Final Thoughts

..and so, that was the adventure of the Third Wheel Camel Family in the Middle East.

My travel philosophy can be generally summed up in a quote by the late Christa McAuliffe:

If you’re offered a seat on a rocket ship, don’t ask what seat. Just get on.

I’m generally not one to be moved by motivational quotes and trite inspirational platitudes, but I so truly love this sentiment that you need to take the opportunities that are presented to you, even if they make you uncomfortable or force you to face unknowns.

Unfortunately that philosophy didn’t end up working out too great for her, but thankfully it has (so far) been much kinder to me.  I’ve had the great fortune to be able to travel around the world with or to people in wonderful places, and this is no exception.  I am so happy I had the opportunity to go to the Middle East, a place that is so foreign to and so misunderstood by so many people.

That being said, I admit that in many of the stages leading up to the trip… from the initial suggestions, to the planning, even up until we got on the plane… I was scared.  I knew that Zach would not take me to a dangerous place and I knew that Jordan was friendly with Americans and relatively westernized… but that logic was often overshadowed by the horrified reactions I got when I told people where I was going, or the constant propaganda and bile that is spit around the US as to how barbaric the Middle East is.  I’d look at a map and I’d see where I’d be and how few inches there would be between me and some truly dangerous places and..  well, it was scary.  It felt like I was doing something kind of crazy.

But you know what?  Once I was there, I wasn’t scared for a moment.  The fear I had been feeling was only the fear of the unknown (..and flying, god I hate flying).  Once I was there, I saw that there was nothing to be afraid of (besides flying).  Once I was there I was too swept up in the beauty of the surroundings and the friendliness of the people and the food and the drink and just the whole experience that there was no time or place to be scared (except about the flight back home).

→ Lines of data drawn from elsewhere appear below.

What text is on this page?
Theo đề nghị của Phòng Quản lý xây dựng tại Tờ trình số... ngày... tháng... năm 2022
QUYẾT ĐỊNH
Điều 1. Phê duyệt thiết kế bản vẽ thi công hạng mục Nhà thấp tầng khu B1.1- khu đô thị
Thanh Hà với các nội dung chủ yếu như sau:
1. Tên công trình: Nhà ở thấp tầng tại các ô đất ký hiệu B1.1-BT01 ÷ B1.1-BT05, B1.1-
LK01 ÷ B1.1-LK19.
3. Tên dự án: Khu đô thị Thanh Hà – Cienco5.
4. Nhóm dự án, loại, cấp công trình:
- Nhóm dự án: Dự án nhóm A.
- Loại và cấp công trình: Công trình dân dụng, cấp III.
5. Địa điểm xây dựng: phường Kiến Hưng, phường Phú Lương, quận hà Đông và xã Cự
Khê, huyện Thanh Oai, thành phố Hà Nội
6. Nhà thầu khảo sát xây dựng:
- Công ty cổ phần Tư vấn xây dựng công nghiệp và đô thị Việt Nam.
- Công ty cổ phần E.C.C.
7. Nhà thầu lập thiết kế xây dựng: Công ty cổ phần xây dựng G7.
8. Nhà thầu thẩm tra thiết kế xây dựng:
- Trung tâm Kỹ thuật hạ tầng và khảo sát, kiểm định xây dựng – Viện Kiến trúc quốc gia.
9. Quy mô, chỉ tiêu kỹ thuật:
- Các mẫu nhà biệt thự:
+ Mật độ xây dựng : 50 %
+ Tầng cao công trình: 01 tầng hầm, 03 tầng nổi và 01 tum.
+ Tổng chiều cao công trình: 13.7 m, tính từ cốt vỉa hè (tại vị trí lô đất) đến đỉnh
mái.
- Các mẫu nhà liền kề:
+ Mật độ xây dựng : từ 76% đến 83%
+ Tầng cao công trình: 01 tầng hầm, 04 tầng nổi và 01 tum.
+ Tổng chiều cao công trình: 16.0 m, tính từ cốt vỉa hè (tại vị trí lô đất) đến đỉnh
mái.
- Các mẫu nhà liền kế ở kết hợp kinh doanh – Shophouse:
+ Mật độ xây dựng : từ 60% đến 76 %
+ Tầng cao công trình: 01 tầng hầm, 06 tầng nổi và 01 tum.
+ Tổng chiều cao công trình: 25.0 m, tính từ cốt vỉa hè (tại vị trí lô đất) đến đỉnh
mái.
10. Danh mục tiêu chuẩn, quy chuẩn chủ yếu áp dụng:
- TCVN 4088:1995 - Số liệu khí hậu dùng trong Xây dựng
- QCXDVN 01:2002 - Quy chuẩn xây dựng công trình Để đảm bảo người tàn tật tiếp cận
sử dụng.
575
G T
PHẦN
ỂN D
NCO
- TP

Even in places that are very, very different, there’s still so much that you see is the same.  We mostly want the same things out of life.  We love our families and work hard to provide for them.  We’re proud of our homes and our cultures.  We laugh, we cry, we eat, we drink, we sing, we dance.  There are bad people and cruel people and selfish people too, but even in that we are all the same.  Being an asshole truly knows no time or place, and that is actually a very comforting thought.

And all seriousness aside, this trip was really just fun as hell.  I got to experience so many firsts!  First time in either country, first time in the Middle East, first time swimming in salt water, first time in the desert, first time riding a camel, first time cursing while driving 160km down a dark Jordanian highway, etc. etc.  More so, I got to experience it all with my husband (!!?!!?! ..someday that won’t sound really weird to me but today is not yet that day) and two of my closest friends.  It really, really did not suck.  I hope that from my pictures and stories that people are able to see how great it really can be.

So, in conclusion..

Don’t be scared of the Middle East.  Yes, there are places there that have tremendous problems and that are incredibly dangerous…  the same could be said about the south side of Chicago.  Do not let the stereotypes and the xenophobia that run so rampant in the US cloud your judgement of a whole, huge region.

Don’t be scared of Muslims.  Yes, there are extremists and yes, there is plenty that is problematic about the religion …so are many parts of the Bible.  Do not be fooled in to thinking the religion is synonymous with oppression or militance any more than any other religion can be.

Don’t be scared of refugees.  They are just trying to live their best lives and do what is best for them and their family, just like you and I do every day.  They are escaping hell.  We can and should help.

The world can be really, really scary in theory but it is really, really not scary in practice.